What do I have to look for on her drive to assess if it can be done or not? (Too late for system restore)
She is an hour away so trying to see if it is possible before asking her to drive all the way here.
I can use Teamviewer to look on her hard drive, etc..
I hate to quote other forum content but this one is invaluable. You mean rollback to previous Windows version (7 or 8.1)?
Courtesy of Windows 10 forums it would have to be subject to the following:
"When you upgrade to Windows 10, a copy of the previous installation is saved to the Windows.old folder in the root directory of the Windows 10 drive as a backup. This backup will allow you to be able to go back to the previous build of Windows for up to 10 days after upgrading to Windows 10 if you should want to.

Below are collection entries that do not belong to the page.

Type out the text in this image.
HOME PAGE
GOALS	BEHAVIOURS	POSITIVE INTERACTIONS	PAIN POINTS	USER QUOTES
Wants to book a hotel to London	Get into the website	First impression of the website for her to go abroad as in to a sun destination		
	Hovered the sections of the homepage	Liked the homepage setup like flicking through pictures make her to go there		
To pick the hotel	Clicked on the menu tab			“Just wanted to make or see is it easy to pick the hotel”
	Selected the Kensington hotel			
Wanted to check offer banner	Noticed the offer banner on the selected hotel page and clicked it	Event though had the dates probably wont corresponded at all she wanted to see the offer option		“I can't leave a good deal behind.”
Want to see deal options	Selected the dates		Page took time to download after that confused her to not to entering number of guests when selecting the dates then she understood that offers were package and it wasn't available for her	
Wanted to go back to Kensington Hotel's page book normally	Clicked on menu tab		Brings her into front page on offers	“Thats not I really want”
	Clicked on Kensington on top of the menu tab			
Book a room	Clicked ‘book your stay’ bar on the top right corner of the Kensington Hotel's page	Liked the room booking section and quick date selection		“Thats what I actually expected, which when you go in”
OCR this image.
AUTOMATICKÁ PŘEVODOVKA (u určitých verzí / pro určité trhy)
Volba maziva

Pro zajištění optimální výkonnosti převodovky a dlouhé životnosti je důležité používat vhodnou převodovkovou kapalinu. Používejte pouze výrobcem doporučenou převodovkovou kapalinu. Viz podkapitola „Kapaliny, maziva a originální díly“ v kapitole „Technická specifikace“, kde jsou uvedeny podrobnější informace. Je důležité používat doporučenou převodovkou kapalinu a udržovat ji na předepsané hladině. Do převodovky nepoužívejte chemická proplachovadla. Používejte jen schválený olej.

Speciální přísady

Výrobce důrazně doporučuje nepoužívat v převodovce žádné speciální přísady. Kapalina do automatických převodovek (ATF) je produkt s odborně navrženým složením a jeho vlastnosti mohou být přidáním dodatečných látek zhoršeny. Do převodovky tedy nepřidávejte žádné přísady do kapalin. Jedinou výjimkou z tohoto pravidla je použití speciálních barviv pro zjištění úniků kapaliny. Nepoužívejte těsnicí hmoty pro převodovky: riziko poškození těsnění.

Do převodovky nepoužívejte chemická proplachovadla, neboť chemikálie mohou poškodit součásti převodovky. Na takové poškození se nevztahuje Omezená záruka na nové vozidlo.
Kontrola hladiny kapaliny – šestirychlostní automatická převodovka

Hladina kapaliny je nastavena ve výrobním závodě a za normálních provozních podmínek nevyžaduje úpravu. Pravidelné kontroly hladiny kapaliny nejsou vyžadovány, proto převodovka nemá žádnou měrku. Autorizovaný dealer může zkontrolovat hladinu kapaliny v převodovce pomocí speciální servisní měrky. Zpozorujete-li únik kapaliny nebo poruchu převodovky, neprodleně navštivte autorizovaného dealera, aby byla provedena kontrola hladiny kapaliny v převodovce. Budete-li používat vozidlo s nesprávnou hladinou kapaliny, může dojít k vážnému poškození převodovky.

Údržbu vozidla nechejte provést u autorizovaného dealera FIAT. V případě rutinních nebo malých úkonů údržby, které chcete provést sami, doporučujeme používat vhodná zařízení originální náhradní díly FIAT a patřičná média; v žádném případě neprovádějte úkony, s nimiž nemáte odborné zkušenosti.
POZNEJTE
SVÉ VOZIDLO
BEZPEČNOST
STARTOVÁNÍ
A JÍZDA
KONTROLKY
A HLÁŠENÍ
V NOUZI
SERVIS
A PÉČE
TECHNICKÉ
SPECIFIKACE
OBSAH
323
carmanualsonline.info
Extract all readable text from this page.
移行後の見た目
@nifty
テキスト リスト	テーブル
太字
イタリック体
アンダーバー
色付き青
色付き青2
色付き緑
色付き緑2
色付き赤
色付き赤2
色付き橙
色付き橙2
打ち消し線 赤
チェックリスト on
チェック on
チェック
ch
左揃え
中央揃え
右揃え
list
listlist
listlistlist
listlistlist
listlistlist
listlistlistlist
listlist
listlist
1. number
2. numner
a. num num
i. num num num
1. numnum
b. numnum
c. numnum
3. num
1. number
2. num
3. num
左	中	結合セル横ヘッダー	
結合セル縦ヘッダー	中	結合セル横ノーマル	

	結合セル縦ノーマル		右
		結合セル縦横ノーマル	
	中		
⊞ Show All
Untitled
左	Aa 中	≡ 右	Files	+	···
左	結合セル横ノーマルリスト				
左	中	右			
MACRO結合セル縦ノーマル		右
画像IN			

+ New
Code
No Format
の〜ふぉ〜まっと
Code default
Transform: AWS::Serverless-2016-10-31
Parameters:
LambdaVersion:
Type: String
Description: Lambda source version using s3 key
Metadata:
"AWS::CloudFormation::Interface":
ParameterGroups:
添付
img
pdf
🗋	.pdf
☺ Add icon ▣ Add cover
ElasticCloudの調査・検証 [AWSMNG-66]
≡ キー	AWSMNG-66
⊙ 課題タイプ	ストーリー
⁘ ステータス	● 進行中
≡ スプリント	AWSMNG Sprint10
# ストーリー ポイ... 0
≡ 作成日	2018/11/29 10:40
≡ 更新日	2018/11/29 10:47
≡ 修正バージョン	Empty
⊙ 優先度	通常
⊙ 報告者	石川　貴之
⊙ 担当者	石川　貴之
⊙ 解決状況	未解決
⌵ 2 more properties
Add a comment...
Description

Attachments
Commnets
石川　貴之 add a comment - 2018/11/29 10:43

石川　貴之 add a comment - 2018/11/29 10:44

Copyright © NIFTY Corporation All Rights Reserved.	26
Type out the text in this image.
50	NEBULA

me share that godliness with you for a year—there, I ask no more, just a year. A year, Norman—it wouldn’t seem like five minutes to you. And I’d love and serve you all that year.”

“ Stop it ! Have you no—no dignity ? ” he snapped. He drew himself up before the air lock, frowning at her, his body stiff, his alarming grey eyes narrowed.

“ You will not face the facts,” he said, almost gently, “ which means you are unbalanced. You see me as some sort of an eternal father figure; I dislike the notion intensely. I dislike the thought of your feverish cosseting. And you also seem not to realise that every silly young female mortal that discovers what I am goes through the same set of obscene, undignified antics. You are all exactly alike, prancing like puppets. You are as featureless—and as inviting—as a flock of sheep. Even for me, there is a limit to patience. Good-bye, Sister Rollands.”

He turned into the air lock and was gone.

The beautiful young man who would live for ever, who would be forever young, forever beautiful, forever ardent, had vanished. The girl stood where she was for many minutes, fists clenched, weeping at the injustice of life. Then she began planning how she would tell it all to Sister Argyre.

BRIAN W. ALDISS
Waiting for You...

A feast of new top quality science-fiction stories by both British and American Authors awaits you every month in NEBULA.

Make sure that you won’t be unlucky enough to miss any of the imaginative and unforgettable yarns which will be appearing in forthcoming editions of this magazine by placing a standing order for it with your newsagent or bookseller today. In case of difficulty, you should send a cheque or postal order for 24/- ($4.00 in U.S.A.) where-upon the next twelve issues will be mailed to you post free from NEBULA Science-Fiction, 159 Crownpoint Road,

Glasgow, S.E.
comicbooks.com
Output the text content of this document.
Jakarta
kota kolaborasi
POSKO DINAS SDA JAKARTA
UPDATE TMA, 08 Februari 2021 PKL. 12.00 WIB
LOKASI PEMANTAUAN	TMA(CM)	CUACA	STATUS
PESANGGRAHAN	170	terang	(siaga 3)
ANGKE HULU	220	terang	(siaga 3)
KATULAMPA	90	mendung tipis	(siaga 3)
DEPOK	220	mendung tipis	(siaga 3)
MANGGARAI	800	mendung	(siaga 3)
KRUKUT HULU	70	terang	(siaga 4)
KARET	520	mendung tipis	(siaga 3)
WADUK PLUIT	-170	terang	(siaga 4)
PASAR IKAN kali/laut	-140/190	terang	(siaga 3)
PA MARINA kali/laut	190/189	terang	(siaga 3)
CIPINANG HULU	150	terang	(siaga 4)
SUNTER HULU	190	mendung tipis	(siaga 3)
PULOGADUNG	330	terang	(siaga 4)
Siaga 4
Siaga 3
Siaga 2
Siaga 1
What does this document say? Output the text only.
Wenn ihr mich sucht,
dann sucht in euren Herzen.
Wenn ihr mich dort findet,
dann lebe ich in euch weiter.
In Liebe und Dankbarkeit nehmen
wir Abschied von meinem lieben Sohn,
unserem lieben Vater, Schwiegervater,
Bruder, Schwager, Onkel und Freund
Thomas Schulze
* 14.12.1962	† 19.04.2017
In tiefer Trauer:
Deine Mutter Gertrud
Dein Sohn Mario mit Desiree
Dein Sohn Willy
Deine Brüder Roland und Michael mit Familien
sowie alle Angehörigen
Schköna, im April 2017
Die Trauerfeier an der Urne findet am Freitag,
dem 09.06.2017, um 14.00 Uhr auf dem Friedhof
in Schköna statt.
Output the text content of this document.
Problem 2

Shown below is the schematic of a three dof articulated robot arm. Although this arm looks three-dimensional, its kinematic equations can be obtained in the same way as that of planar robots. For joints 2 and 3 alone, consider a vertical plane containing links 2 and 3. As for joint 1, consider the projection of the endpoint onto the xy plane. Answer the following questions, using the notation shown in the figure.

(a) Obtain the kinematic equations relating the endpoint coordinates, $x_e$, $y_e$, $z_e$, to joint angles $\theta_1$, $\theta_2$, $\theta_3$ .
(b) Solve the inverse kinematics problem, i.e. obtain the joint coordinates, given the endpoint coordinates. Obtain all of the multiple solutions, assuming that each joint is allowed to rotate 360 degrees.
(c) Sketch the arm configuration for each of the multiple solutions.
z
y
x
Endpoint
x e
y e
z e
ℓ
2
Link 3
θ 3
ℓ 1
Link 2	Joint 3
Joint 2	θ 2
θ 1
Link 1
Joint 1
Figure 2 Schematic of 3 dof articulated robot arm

To go back, you'll need to:
You will need to have enough free space on the Windows C: drive. Usually the free space needed is at least twice the size of the C:\Windows.old folder.
Keep everything in the Windows.old and $windows.~bt folders after the upgrade. This means to not delete these folders, and not check the Previous Windows Installation(s) box when using Disk Cleanup.
Know the password you used to sign in to Windows 7 or Windows 8.1 (if you used one).
Have the USB drive you used to upgrade to Windows 10 (if you used one).
What you need to know before you go back:
It will keep your documents, photos, and other personal files, but it can't save:
Any apps installed after the most recent upgrade
Any changes to personal settings made after the upgrade
If you're using a local account, you'll need to sign in to this PC with your old password after going back. This doesn't apply to a Microsoft account.
If you go back to Windows 8.1, some apps that came with Windows, like Mail and People, might not work anymore. To fix them, reinstall them from the Store.
If you’re a Windows 10 Insider with a Windows 10 preview build installed, going back to an earlier build won’t remove you from the Insider Program. When the next preview build is ready, it'll be installed on your PC."
If you are referring to our Windows 10 Rollback Utility, the chances that you can remotely tell if it's usable are slim. If you can boot into Windows, you don't need the tool... and if you can't boot into Windows, then you can't remote into her PC to determine if the Windows.old directory exists in the root of the C:\ drive (which EasyRE/W10Rollback use to roll back a failed Windows 10 upgrade).